Pravit, the journalist, said that about 200 protesters had gathered there and did not expect the motorcade to take that route. In the video taken by Khaosod, a protest leader, college student Francis Bunkueanun Paothon was seen speaking to police through a megaphone when a phalanx of black-clad officers suddenly pushed against the crowd, cleaning the road.

Then the motorcade appeared. Many demonstrators flashed a three-finger salute that became a trademark of protest; others raised their middle fingers, shouted insults or shouted, “I tax it,” referring to the spending of royals.

No one was near the car, and no injuries were reported. But on Friday, Bunkueanun stood outside a police station in Bangkok and said he was accused of intent to harm the queen, the most serious allegation made against protesters since the demonstrations began.

Faced with the hope of living in prison, he wiped away the tears but vowed to continue fighting “even if I risked everything.”

Michael Montesano, coordinator of the Thai education program at the ISEAS-Yusof Ishak Institute in Singapore, said protesters and the military are on a dangerous path of escalation.
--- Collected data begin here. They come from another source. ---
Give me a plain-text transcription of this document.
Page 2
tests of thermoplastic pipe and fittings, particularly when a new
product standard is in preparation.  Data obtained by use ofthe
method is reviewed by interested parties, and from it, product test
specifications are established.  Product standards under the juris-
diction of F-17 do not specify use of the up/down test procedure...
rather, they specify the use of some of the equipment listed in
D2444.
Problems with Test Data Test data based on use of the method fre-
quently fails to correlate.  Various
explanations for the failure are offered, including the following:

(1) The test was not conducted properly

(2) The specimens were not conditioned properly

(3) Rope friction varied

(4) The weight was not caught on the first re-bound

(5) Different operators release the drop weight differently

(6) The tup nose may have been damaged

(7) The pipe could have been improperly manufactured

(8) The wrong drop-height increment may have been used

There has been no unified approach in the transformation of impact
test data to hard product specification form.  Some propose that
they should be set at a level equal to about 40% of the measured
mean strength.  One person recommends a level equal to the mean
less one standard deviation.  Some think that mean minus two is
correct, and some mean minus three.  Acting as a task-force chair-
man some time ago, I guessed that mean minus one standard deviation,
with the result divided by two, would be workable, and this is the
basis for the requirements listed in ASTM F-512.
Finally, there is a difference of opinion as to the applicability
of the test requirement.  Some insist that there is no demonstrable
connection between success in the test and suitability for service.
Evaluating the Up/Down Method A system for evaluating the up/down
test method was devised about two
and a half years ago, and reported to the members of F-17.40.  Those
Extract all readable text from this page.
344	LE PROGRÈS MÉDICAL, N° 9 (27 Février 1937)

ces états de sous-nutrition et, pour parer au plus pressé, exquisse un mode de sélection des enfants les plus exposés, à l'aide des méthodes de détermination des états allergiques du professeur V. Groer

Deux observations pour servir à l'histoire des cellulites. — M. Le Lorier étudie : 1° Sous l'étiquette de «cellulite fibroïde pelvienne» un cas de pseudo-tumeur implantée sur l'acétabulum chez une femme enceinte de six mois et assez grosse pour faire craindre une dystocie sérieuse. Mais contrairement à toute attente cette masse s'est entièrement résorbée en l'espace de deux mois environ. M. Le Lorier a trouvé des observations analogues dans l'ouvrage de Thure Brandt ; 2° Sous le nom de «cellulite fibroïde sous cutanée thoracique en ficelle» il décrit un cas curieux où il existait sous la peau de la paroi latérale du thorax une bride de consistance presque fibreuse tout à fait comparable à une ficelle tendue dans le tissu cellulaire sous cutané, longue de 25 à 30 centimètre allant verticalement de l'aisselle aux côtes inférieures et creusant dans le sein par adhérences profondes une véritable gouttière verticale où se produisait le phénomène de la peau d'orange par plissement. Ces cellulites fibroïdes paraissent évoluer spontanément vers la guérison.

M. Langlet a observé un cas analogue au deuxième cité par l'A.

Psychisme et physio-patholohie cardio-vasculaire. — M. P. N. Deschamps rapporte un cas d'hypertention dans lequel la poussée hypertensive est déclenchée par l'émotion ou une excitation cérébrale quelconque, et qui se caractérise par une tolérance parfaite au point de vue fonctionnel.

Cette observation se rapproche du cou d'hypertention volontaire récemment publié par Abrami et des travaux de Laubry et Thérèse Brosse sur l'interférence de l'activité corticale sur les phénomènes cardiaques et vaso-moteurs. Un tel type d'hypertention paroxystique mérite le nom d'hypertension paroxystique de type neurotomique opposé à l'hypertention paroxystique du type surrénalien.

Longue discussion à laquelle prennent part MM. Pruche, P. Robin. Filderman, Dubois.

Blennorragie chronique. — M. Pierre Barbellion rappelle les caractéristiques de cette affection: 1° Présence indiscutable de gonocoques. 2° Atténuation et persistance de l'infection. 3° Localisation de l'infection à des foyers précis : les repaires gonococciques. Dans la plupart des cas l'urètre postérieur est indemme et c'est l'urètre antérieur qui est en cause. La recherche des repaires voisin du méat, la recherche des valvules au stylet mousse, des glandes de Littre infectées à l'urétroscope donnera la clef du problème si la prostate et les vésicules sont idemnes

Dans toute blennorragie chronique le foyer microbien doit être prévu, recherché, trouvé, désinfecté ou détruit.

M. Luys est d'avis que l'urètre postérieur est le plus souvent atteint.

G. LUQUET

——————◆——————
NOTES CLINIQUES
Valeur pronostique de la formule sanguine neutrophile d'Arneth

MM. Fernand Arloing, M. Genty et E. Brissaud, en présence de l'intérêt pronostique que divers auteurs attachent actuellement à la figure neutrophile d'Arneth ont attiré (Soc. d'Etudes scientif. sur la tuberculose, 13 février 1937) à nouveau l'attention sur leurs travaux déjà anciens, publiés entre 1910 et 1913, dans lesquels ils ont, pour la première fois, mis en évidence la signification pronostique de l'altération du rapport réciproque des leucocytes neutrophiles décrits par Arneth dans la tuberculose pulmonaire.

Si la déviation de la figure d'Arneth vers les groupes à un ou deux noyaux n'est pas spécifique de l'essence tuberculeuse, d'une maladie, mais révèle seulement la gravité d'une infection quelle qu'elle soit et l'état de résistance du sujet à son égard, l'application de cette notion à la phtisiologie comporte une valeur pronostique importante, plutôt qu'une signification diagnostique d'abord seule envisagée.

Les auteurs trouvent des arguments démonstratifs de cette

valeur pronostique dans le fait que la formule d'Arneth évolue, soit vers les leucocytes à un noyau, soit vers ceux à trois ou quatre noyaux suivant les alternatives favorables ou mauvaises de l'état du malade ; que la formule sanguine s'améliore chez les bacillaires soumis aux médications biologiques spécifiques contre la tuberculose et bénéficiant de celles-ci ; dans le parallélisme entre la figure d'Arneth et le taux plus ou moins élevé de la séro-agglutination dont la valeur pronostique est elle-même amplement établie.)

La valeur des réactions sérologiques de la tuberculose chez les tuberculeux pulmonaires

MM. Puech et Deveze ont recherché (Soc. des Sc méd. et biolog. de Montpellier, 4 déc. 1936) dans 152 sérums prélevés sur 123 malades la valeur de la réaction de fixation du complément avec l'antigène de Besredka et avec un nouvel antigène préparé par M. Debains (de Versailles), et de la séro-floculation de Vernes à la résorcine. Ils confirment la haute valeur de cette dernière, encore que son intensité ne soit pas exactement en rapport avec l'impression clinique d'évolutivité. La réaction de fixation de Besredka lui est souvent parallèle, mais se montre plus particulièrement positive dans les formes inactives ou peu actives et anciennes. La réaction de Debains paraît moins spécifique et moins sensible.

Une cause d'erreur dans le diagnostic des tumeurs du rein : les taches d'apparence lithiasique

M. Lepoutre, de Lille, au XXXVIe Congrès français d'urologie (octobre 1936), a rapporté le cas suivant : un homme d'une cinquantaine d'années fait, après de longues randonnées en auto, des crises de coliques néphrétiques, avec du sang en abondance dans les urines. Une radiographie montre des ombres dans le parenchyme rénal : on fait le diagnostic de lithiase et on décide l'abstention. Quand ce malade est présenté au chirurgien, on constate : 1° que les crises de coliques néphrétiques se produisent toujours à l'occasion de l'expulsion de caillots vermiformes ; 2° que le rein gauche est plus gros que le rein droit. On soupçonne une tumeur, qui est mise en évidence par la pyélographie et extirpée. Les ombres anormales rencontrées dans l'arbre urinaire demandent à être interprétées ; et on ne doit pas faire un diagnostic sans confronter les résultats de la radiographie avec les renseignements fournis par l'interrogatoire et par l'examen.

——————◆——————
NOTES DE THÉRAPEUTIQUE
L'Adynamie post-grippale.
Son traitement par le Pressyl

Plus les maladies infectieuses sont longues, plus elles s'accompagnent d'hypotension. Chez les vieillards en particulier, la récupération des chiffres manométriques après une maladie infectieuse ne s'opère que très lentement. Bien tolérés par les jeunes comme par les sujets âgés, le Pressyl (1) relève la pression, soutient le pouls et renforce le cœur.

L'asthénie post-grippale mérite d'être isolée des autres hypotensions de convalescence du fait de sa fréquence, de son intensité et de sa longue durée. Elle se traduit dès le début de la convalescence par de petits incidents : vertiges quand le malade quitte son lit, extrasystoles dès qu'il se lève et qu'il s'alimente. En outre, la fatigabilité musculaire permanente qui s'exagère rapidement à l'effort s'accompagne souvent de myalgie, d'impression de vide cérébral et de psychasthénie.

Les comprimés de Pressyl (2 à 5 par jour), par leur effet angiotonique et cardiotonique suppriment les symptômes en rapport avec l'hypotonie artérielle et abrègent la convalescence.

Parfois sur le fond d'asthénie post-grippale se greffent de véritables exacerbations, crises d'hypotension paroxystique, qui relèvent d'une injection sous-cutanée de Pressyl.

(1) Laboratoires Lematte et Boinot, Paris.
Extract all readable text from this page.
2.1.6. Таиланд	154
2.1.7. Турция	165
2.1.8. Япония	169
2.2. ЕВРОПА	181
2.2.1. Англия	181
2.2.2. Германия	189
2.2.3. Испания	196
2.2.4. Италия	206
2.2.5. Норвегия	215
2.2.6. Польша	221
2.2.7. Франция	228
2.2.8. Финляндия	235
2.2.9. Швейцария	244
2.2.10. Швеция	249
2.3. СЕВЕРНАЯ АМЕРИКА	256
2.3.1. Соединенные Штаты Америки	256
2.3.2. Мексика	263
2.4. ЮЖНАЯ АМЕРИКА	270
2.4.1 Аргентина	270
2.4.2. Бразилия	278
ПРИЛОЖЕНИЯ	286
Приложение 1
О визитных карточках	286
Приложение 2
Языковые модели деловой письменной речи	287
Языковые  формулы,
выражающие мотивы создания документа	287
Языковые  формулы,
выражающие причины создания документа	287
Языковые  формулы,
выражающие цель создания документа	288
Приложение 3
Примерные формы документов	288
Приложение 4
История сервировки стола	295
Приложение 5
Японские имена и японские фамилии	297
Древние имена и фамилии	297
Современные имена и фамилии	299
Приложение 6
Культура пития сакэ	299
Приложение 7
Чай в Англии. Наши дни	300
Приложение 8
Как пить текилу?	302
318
Prayuth told reporters on Friday that he would not resign and warned – “Do not challenge the Grim Reaper” – that some activists had interpreted it as a threat.

“It has become a real crisis,” Montesano said. “And the mechanisms for resolving the crisis, whether in terms of compromise or dialogue, do not seem to exist.”

Special correspondent Kirschbaum reports from Berlin and Times staff writer Bengali from Singapore.